In Connecticut, the Governor asked agencies to submit budgets with a 10% reduction, including funding for schools.  If these cuts are implemented, there will be massive layoffs and program eliminations.  Several ideas are being floated to save money, including shortening the school year and suspending testing.  If there are no additional funds, at least two magnet schools will close, districts will not offer music and art at the elementary level, course offerings will be eliminated, and 500 to 1000 teachers could be laid off statewide.  Four million dollars in Reading Recovery money has been eliminated in distressed cities.  Elimination of all day kindergarten at the local level is possible as well. 


Georgia
expects $765 million in cuts to public education between this fiscal year and next year, with over $380 million in additional austerity cuts to the state Quality Basic Education Formula.  Over seven years, there will have been more than $2 billion in cuts.  These cuts have meant reductions in school nurses, elimination of Regional Education Service Authorities (which provide most of the professional development activities and school reform trainings), and no supplements for National Board Certified Teachers.  Recently, the state board of education increased the class size allowance by two students for grades K-8.  Because of the austerity cuts, over 100 of Georgia's 180 school systems have had to max out the property tax millage rate and many systems are close to or have maxed out their reserve funds.  The only other alternative is to cut jobs.

The Illinois budget deficit is $3 to $4 billion and growing.  Draconian reductions to 2009 - 10 funding are a very real threat and will result in RIFs for next year without intervention.

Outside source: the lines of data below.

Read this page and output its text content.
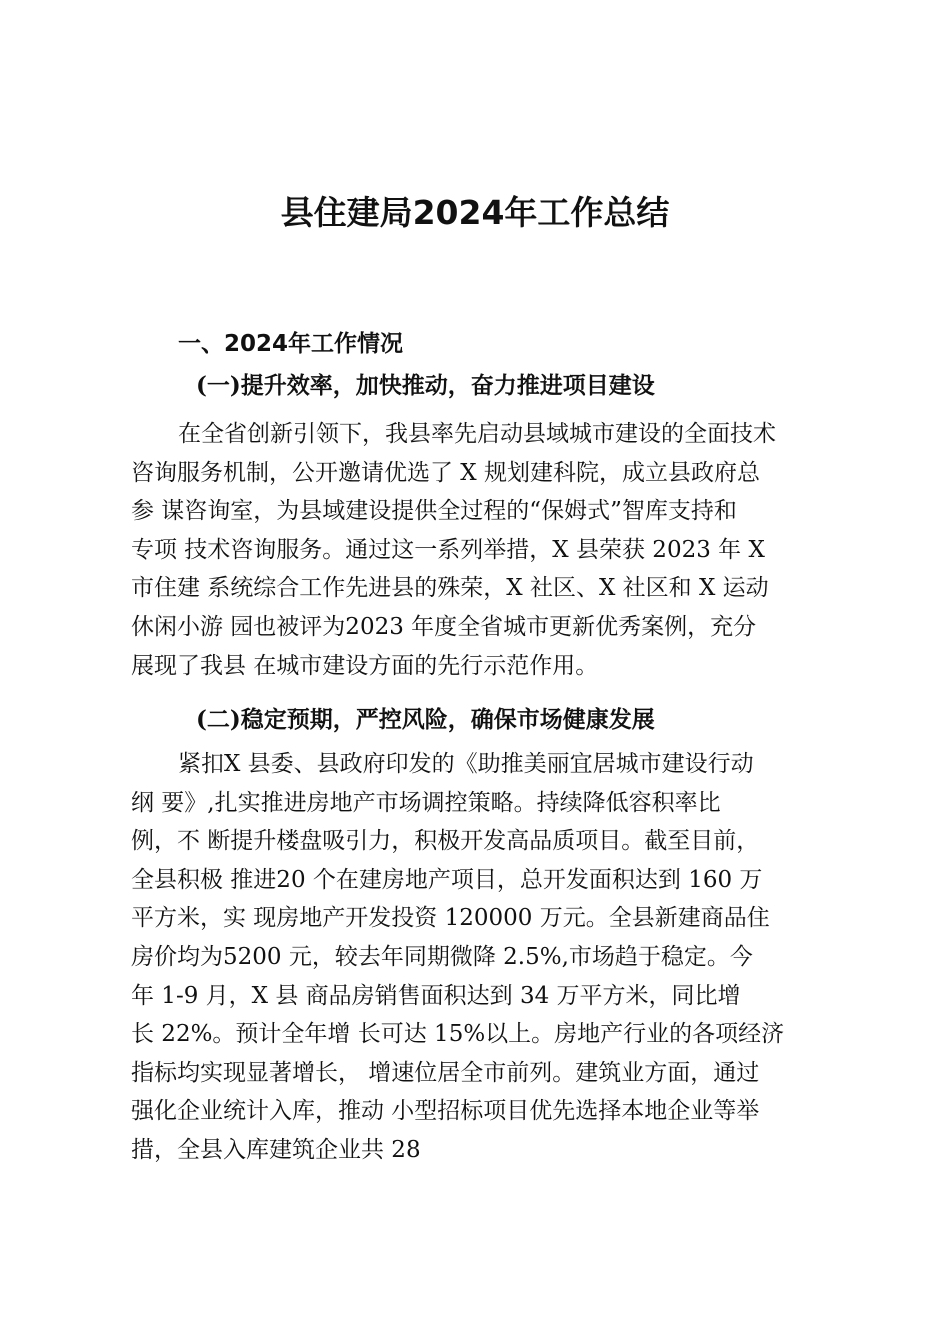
县住建局2024年工作总结
一、2024年工作情况
(一)提升效率，加快推动，奋力推进项目建设
在全省创新引领下，我县率先启动县域城市建设的全面技术
咨询服务机制，公开邀请优选了 X 规划建科院，成立县政府总
参 谋咨询室，为县域建设提供全过程的“保姆式”智库支持和
专项 技术咨询服务。通过这一系列举措，X 县荣获 2023 年 X
市住建 系统综合工作先进县的殊荣，X 社区、X 社区和 X 运动
休闲小游 园也被评为2023 年度全省城市更新优秀案例，充分
展现了我县 在城市建设方面的先行示范作用。
(二)稳定预期，严控风险，确保市场健康发展
紧扣X 县委、县政府印发的《助推美丽宜居城市建设行动
纲 要》,扎实推进房地产市场调控策略。持续降低容积率比
例，不 断提升楼盘吸引力，积极开发高品质项目。截至目前，
全县积极 推进20 个在建房地产项目，总开发面积达到 160 万
平方米，实 现房地产开发投资 120000 万元。全县新建商品住
房价均为5200 元，较去年同期微降 2.5%,市场趋于稳定。今
年 1-9 月，X 县 商品房销售面积达到 34 万平方米，同比增
长 22%。预计全年增 长可达 15%以上。房地产行业的各项经济
指标均实现显著增长， 增速位居全市前列。建筑业方面，通过
强化企业统计入库，推动 小型招标项目优先选择本地企业等举
措，全县入库建筑企业共 28
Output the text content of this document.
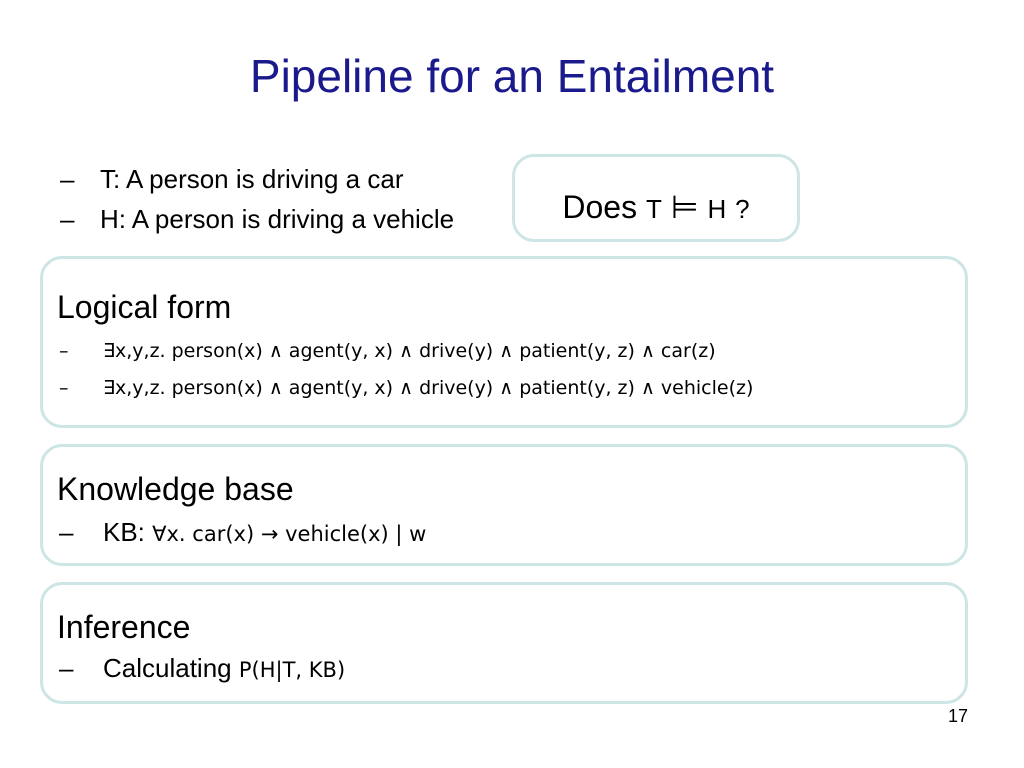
Pipeline for an Entailment
– T: A person is driving a car
– H: A person is driving a vehicle	Does T ⊨ H ?
Logical form
– ∃x,y,z. person(x) ∧ agent(y, x) ∧ drive(y) ∧ patient(y, z) ∧ car(z)
– ∃x,y,z. person(x) ∧ agent(y, x) ∧ drive(y) ∧ patient(y, z) ∧ vehicle(z)
Knowledge base
– KB: ∀x. car(x) → vehicle(x) | w
Inference
– Calculating P(H|T, KB)
17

In Missouri, the Appropriations Committees have asked the Department of Education to prepare budget proposals with possible 15% ($51,364,176), 20% ($68,485,568), and 25% ($85,606,960) core cuts for FY 2010.  As school districts develop budgets for the 2009-2010 school year, there are rumors of layoffs.  The Columbia School District is talking about laying off 60 teachers to meet the budget.

New Hampshire is beginning to receive information about RIFs.  In addition, other employers in the state are asking employees to work fewer hours or asking for give-backs.  Schools are cutting back on energy -- asking staff to use technology less and turn down the heat in buildings.  Bad weather has shut down the schools for multiple days and support staff have ended up owing their districts money on pay day because they haven’t worked enough days during a pay period to cover the cost of their insurance. 

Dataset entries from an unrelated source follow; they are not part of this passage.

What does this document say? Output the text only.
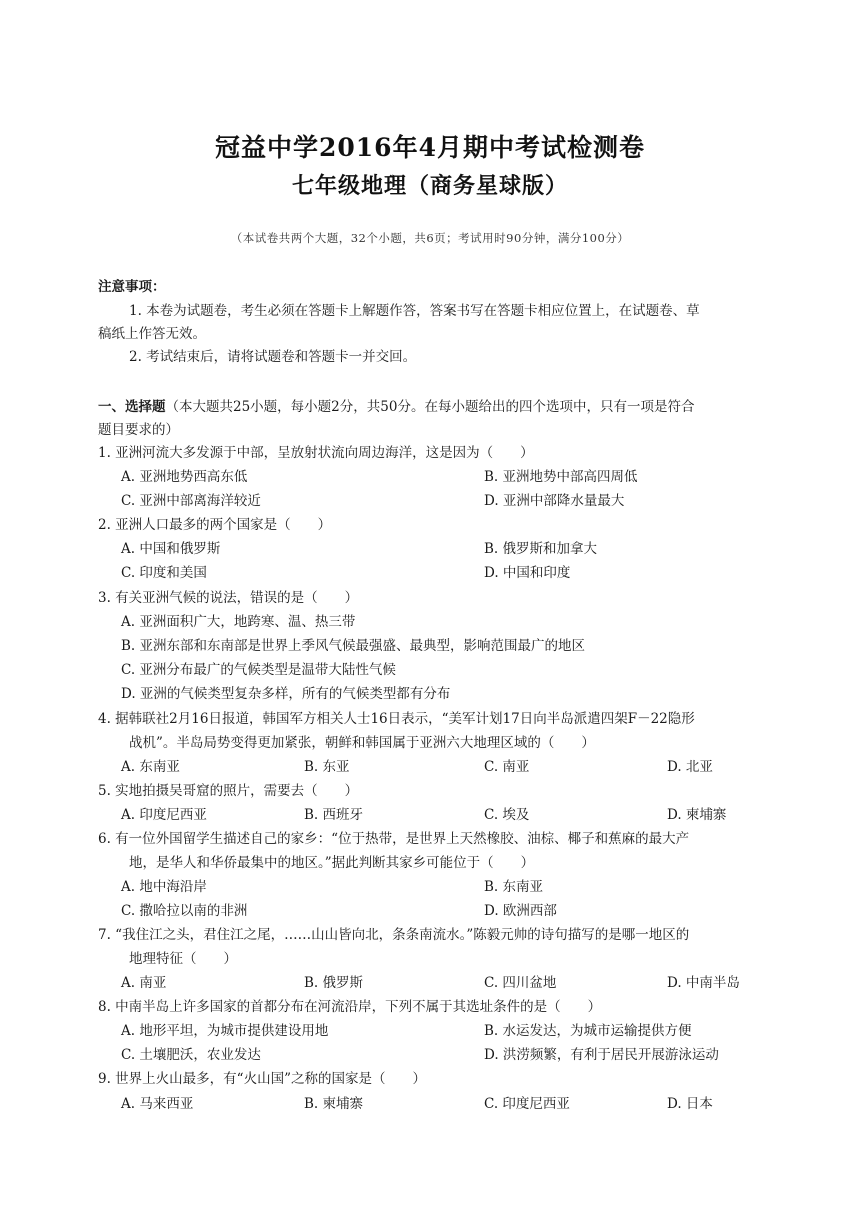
冠益中学2016年4月期中考试检测卷
七年级地理（商务星球版）
（本试卷共两个大题，32个小题，共6页；考试用时90分钟，满分100分）
注意事项：
1. 本卷为试题卷，考生必须在答题卡上解题作答，答案书写在答题卡相应位置上，在试题卷、草
稿纸上作答无效。
2. 考试结束后，请将试题卷和答题卡一并交回。
一、选择题（本大题共25小题，每小题2分，共50分。在每小题给出的四个选项中，只有一项是符合
题目要求的）
1. 亚洲河流大多发源于中部，呈放射状流向周边海洋，这是因为（　　）
A. 亚洲地势西高东低	B. 亚洲地势中部高四周低
C. 亚洲中部离海洋较近	D. 亚洲中部降水量最大
2. 亚洲人口最多的两个国家是（　　）
A. 中国和俄罗斯	B. 俄罗斯和加拿大
C. 印度和美国	D. 中国和印度
3. 有关亚洲气候的说法，错误的是（　　）
A. 亚洲面积广大，地跨寒、温、热三带
B. 亚洲东部和东南部是世界上季风气候最强盛、最典型，影响范围最广的地区
C. 亚洲分布最广的气候类型是温带大陆性气候
D. 亚洲的气候类型复杂多样，所有的气候类型都有分布
4. 据韩联社2月16日报道，韩国军方相关人士16日表示，“美军计划17日向半岛派遣四架F－22隐形
战机”。半岛局势变得更加紧张，朝鲜和韩国属于亚洲六大地理区域的（　　）
A. 东南亚	B. 东亚	C. 南亚	D. 北亚
5. 实地拍摄吴哥窟的照片，需要去（　　）
A. 印度尼西亚	B. 西班牙	C. 埃及	D. 柬埔寨
6. 有一位外国留学生描述自己的家乡：“位于热带，是世界上天然橡胶、油棕、椰子和蕉麻的最大产
地，是华人和华侨最集中的地区。”据此判断其家乡可能位于（　　）
A. 地中海沿岸	B. 东南亚
C. 撒哈拉以南的非洲	D. 欧洲西部
7. “我住江之头，君住江之尾，……山山皆向北，条条南流水。”陈毅元帅的诗句描写的是哪一地区的
地理特征（　　）
A. 南亚	B. 俄罗斯	C. 四川盆地	D. 中南半岛
8. 中南半岛上许多国家的首都分布在河流沿岸，下列不属于其选址条件的是（　　）
A. 地形平坦，为城市提供建设用地	B. 水运发达，为城市运输提供方便
C. 土壤肥沃，农业发达	D. 洪涝频繁，有利于居民开展游泳运动
9. 世界上火山最多，有“火山国”之称的国家是（　　）
A. 马来西亚	B. 柬埔寨	C. 印度尼西亚	D. 日本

In New Mexico, next year’s proposed cuts are devastating, reducing the school year by one day (thus, teacher salaries by .5%) and increasing class sizes.  Schools may have to defer maintenance and use maintenance money to pay insurance costs.

Rhode Island’s supplemental budget submitted by the Governor proposes 7% mid-year cuts of state aid to education.  An additional 6.5% to municipal governments also will be cut.  The budget does away with all school bus monitors now required to protect young children and no longer requires Certified Nurse Teachers.  There are also numerous cuts to social programs.

Tennessee is projecting an $800 million to $1 billion budget shortfall this year.  The Governor has indicated there may be as many as 2,000 state employees laid off.  The University of Tennessee is projecting as many as 700 layoffs in its system statewide if the budget projections hold true.  If the state cuts funding to school systems, the 10,400 teaching positions hired by school districts beyond those required by the Basic Education Program will be the first cut.